3. Rough take-offs and landings. The beginning and end of an employee’s tenure are the most legally risky. Some ways to ease the danger: Don’t ask for specific documents to complete new hires' I-9 Forms—this could quickly lead to a national origin bias case. Make sure to submit notice of new hires to your state. Avoid making legally binding promises to new hires—even a seemingly innocent statement like "You'll be with us a long time" could be seen as a binding contract if the person is terminated soon after.

Make sure terminated employees can’t point to a discriminatory reason for their firing—race, sex, disability, religion, age (over 40) or retaliation. Keep terminations private and dignified. Employees should never be surprised by firings—they should always have been given enough feedback ahead of time to see it coming. Document all discipline and performance feedback given to each employee. (For more advice, see Don't add fuel when you fire: 6 tips for terminations.)

4. Allowing an expectation of electronic privacy. Make sure employees know that their computer usage can and will be monitored. You should have a computer usage policy that says, among other things, “employees should have no reasonable expectation of privacy while using their company-issued computers and other electronic devices.” Also, guard employees’ data closely from hackers and snooping co-workers.

5. Failing to train supervisors. Employers need to go beyond, “Welcome, here’s your handbook.” Make sure managers know their legal limits in interviews, hiring, day-to-day management and terminations. The biggest mistake to warn against: overly rosy job reviews by managers that become legal evidence when the person is later fired for poor performance. Tell managers to keep it real in reviews, and to keep an ongoing performance log for each employee during the year.

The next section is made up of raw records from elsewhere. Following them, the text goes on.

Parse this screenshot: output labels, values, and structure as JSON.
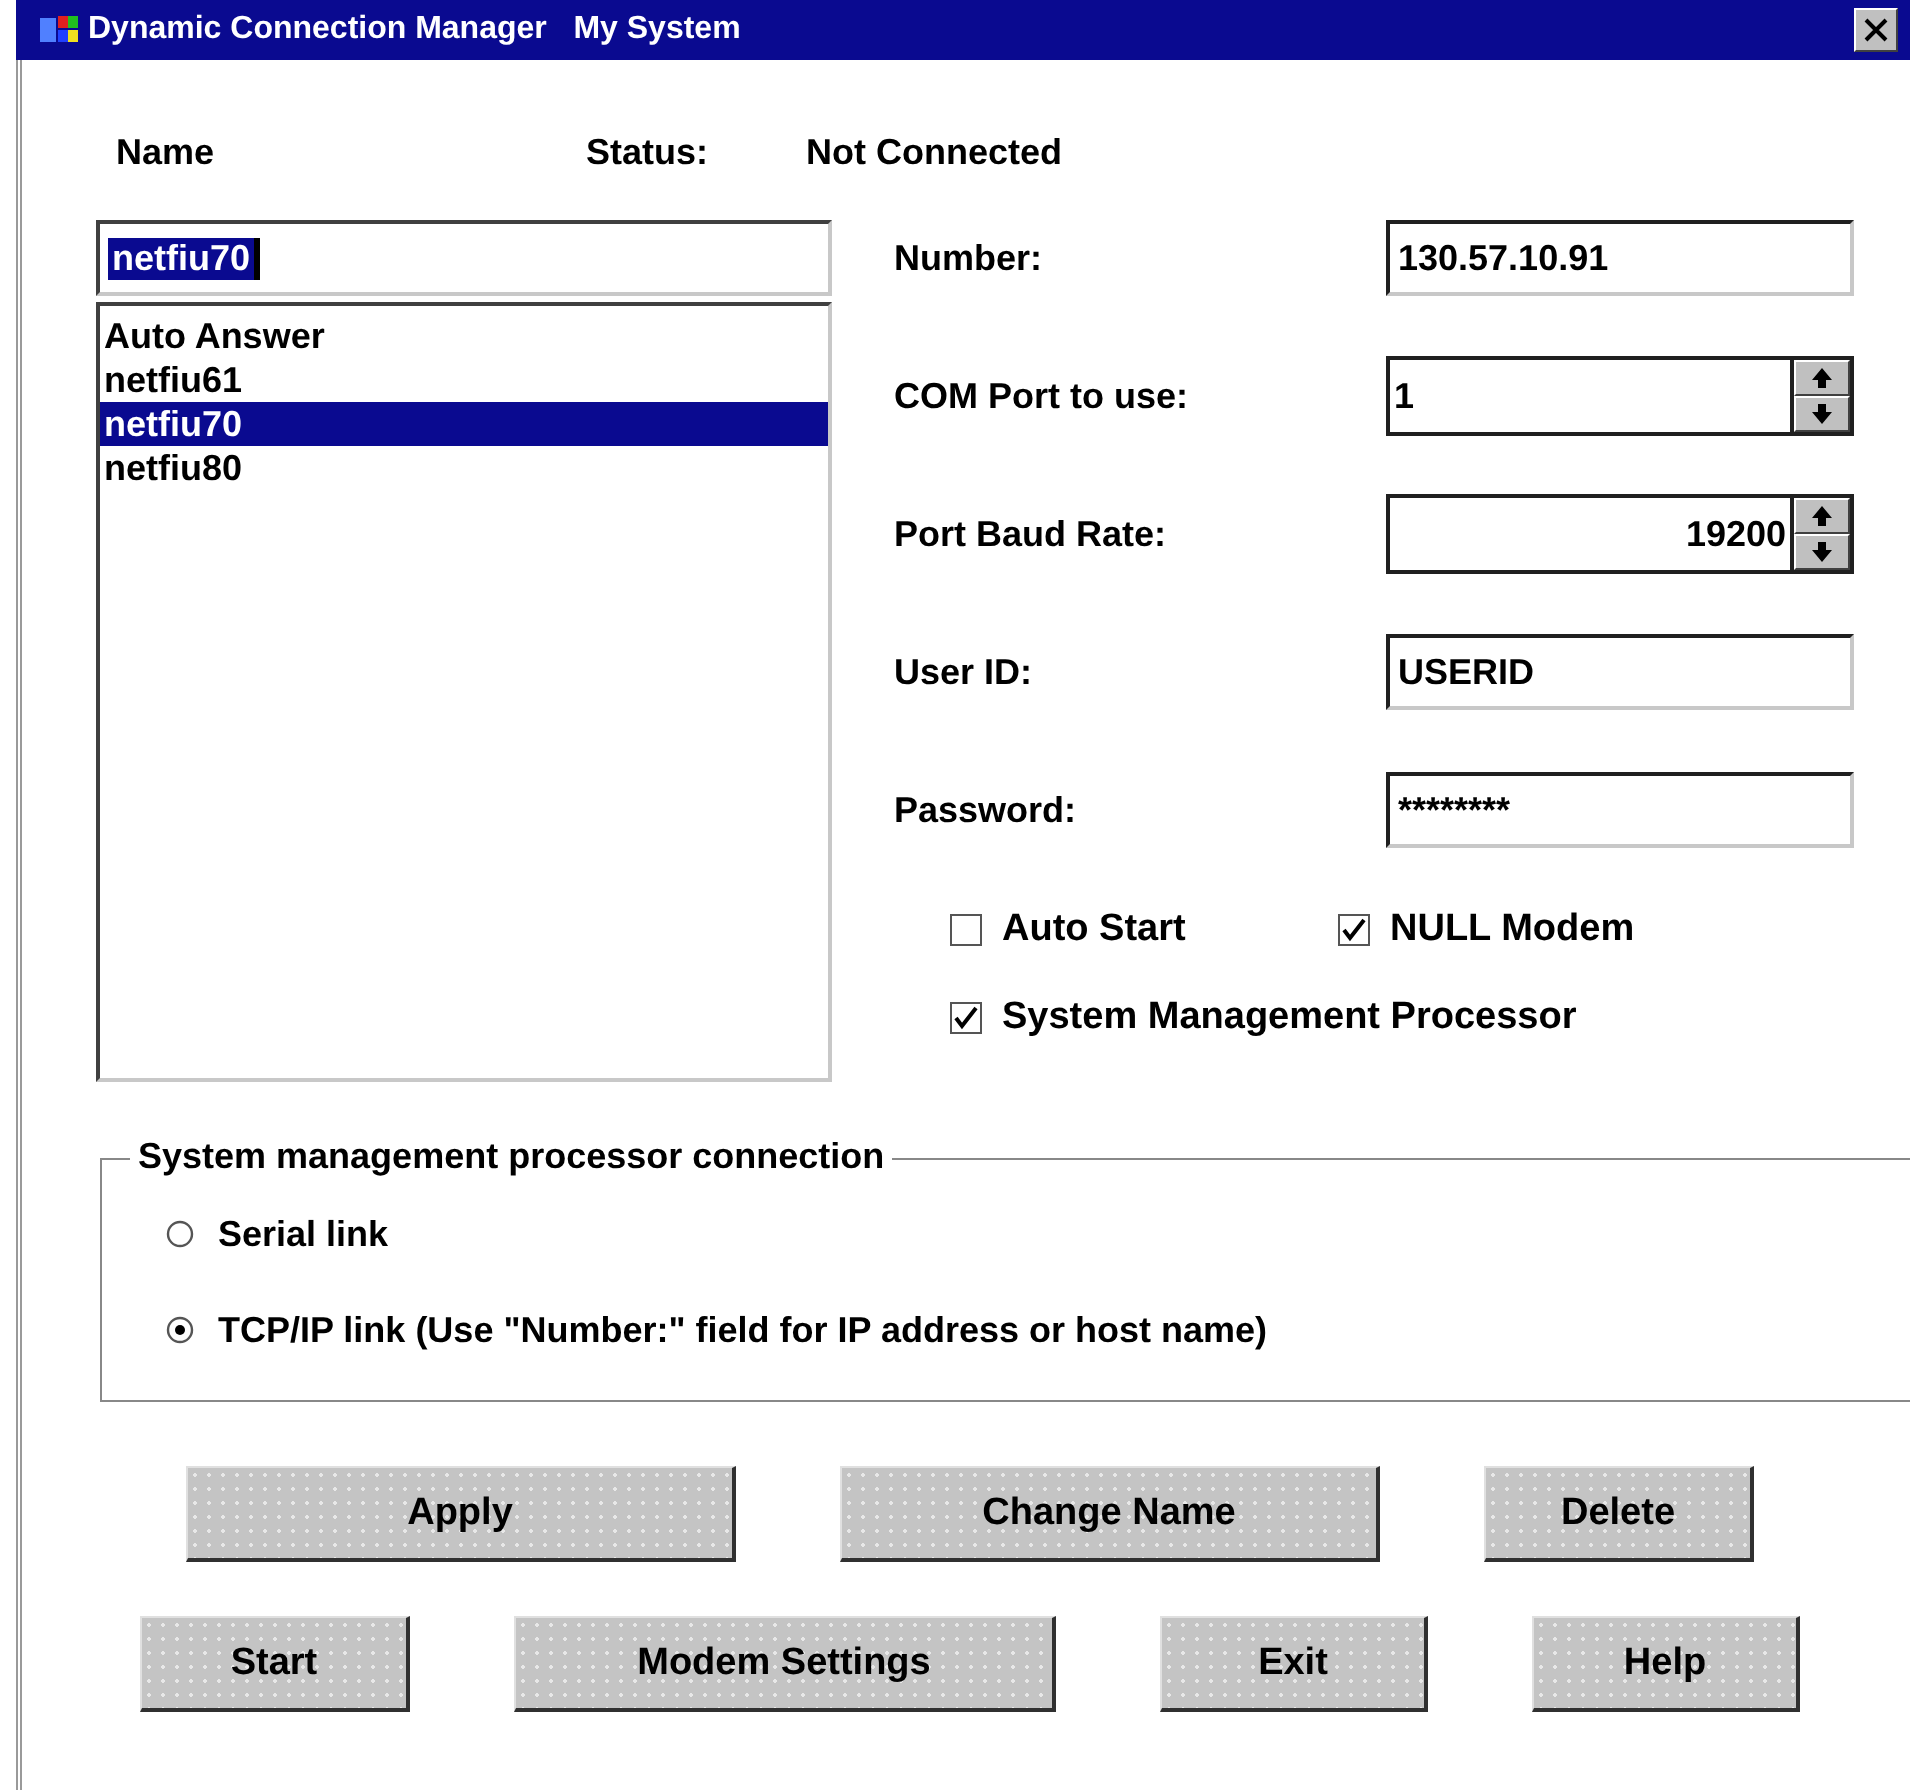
{
  "window": {
    "title": "Dynamic Connection Manager   My System"
  },
  "header": {
    "name_label": "Name",
    "status_label": "Status:",
    "status_value": "Not Connected"
  },
  "name_field": {
    "value": "netfiu70",
    "text_selected": true
  },
  "connections": [
    {
      "label": "Auto Answer",
      "selected": false
    },
    {
      "label": "netfiu61",
      "selected": false
    },
    {
      "label": "netfiu70",
      "selected": true
    },
    {
      "label": "netfiu80",
      "selected": false
    }
  ],
  "fields": [
    {
      "label": "Number:",
      "value": "130.57.10.91",
      "kind": "text"
    },
    {
      "label": "COM Port to use:",
      "value": "1",
      "kind": "spin"
    },
    {
      "label": "Port Baud Rate:",
      "value": "19200",
      "kind": "numspin"
    },
    {
      "label": "User ID:",
      "value": "USERID",
      "kind": "text"
    },
    {
      "label": "Password:",
      "value": "********",
      "kind": "text"
    }
  ],
  "options": [
    {
      "label": "Auto Start",
      "checked": false
    },
    {
      "label": "NULL Modem",
      "checked": true
    },
    {
      "label": "System Management Processor",
      "checked": true
    }
  ],
  "connection_group": {
    "title": "System management processor connection",
    "options": [
      {
        "label": "Serial link",
        "selected": false
      },
      {
        "label": "TCP/IP link (Use \"Number:\" field for IP address or host name)",
        "selected": true
      }
    ]
  },
  "button_rows": [
    {
      "buttons": [
        "Apply",
        "Change Name",
        "Delete"
      ]
    },
    {
      "buttons": [
        "Start",
        "Modem Settings",
        "Exit",
        "Help"
      ]
    }
  ]
}
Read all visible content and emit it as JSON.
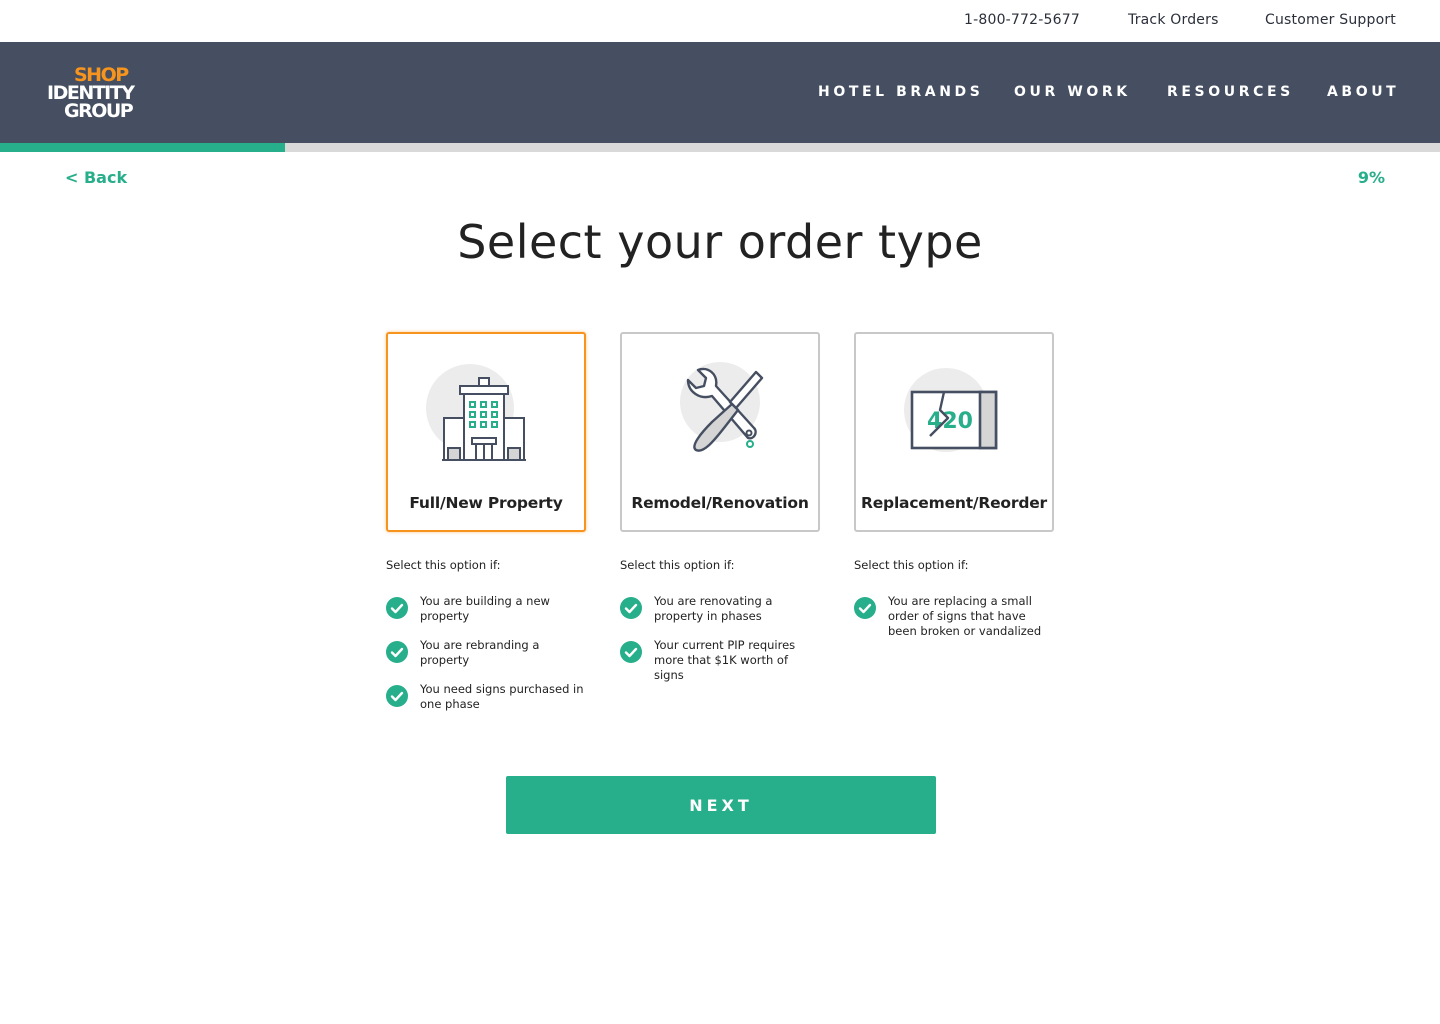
{
  "utility": {
    "phone": "1-800-772-5677",
    "track_orders": "Track Orders",
    "support": "Customer Support"
  },
  "brand": {
    "logo_line1": "SHOP",
    "logo_line2": "IDENTITY",
    "logo_line3": "GROUP",
    "logo_icon": "shop-identity-group-logo",
    "accent_color": "#f7941d",
    "header_color": "#454f61",
    "primary_color": "#27ae8a"
  },
  "nav": {
    "items": [
      {
        "label": "HOTEL BRANDS"
      },
      {
        "label": "OUR WORK"
      },
      {
        "label": "RESOURCES"
      },
      {
        "label": "ABOUT"
      }
    ]
  },
  "progress": {
    "back_label": "< Back",
    "percent_label": "9%",
    "fraction": 0.198
  },
  "page": {
    "title": "Select your order type"
  },
  "options": [
    {
      "label": "Full/New Property",
      "icon": "building-icon",
      "selected": true,
      "criteria_heading": "Select this option if:",
      "criteria": [
        "You are building a new property",
        "You are rebranding a property",
        "You need signs purchased in one phase"
      ]
    },
    {
      "label": "Remodel/Renovation",
      "icon": "tools-icon",
      "selected": false,
      "criteria_heading": "Select this option if:",
      "criteria": [
        "You are renovating a property in phases",
        "Your current PIP requires more that $1K worth of signs"
      ]
    },
    {
      "label": "Replacement/Reorder",
      "icon": "broken-sign-icon",
      "sign_number": "420",
      "selected": false,
      "criteria_heading": "Select this option if:",
      "criteria": [
        "You are replacing a small order of signs that have been broken or vandalized"
      ]
    }
  ],
  "actions": {
    "next_label": "NEXT"
  }
}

6. Failing to accommodate. Employers have a legal duty to offer “reasonable accommodations” when an employee has a disability, is pregnant, is called to military duty or wants to engage in a religious observance. Make sure managers (and you) know those responsibilities. The biggest accommodation mistakes are made with disabled employees. Who must you accommodate and how far must you go? Read ADA: The Limits of Accommodation.

Avoiding these six key mistakes won't guarantee a lawsuit-proof existence for you and your organization, but it will go a long way toward keeping the lawyers at bay.